Being the “witchy mom”

So I feel like I should start this out by saying this is not aimed at any one person, if anyone chooses to take it that way- so be it. I have met a ton of supportive moms/women through the community. Unfortunately not all are like this though. My friends know I am the “witchy mom”, the one who does the moon rituals, has jars of herbs, shelves of oils and the altar in her bedroom. You know the kind right? I promise you the majority of us are downright fucking awesome. However, there comes a stigma with being this type of mom (why that matters, I’ll never know)

I have never fit in with the ” normal” crowd, and I hate to categorize humans like that… Let’s be real though, it happens… We are all human, and humans judge. So when I got pregnant I knew that I would never be that prim and proper Pintrest perfect mom, nor did I want to be. I have been labeled many things in my years, but surprisingly most of the hurtful things have been hurled at me by fellow mothers. I have been called a devil worshiper, told to not join groups, been mocked, dropped and just about anything else you can think of. The most hurtful was when a woman said to me, “Women like you should not be allowed to have children, all you are going to do is rot their brain with devil talk. Maybe if you let God into your life, you could become a worthy mother”. This… this was appalling, and even worse she had others on her side condemning me without even knowing me.

I guess let’s address the elephant in the room before I go any further… No, I do not believe in the biblical God, nor do I believe in the biblical Devil. I have my reasons, and they are mine… No one will ever change my mind. Do I have a problem with religious people? Absolutely not, some of my closest friends are extremely religious. Crazy thing is, they also respect my beliefs. I grew up in the church, youth group, bible study, church choir… You name it, and I was there.
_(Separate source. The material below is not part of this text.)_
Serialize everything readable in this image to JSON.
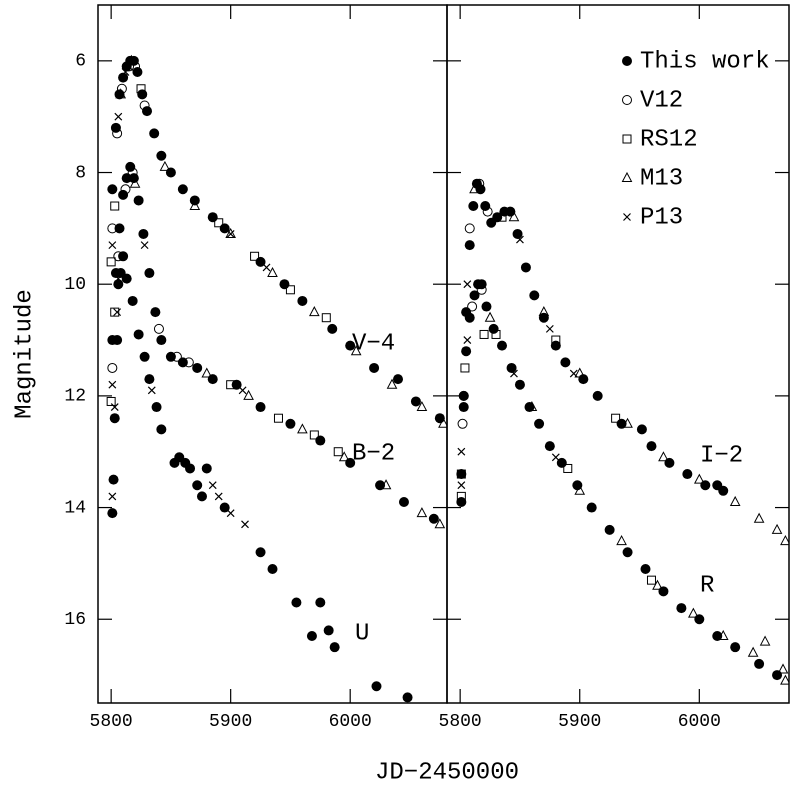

My reasons on why I believe what I believe are not for this post, but please know I will defend them until I no longer walk this planet.

Back to the parenting community… It is so hard to find friends and be who I really am because the minute they find out I am a witch- things change. Do you know how many followers I have lost since speaking up more openly about this? Over 300… I know what you are thinking “Oooohh followers, gross you are that kind of person”. No, it’s not like that. I work with companies on Instagram, and that’s part of the way I make money to help my son. So, in a small way yes… followers do matter. The instagram community has so many sub-communities and I feel like I am just stuck somewhere in between. It reminds me of my younger years, wanting to fit in…but not ever really doing it.

Do I think I am special because I am classified as a witch? Shit no… I am just a woman from Texas who follows a slightly different path. I do not believe in harming others, fucking with free will or doing anything that could come back negative on me. That is the biggest misconception I think. There is such a stereotype around witchcraft, mainly caused by mainstream everything- and it’s incorrect. Yes, there are bad ones out there, but there are also bad religious people. If you have made it this far and are wondering to yourself, why is she ranting about all this? I will sum it up with a TLDR; I am a witch. I am not bad, and I am a phenomenal mother. I feel like I don’t fit in the parenting community while I am being my true self. I don’t want to be judged, and I don’t gate anyone of any religion. I am just a normal mom with different beliefs than the “norm”

I am still new to this blogging this, so right now this is a rant space for me. Again, understand these are my feeling I have to express. I have a small group of wonderful people, but there are some nasty ones out there too.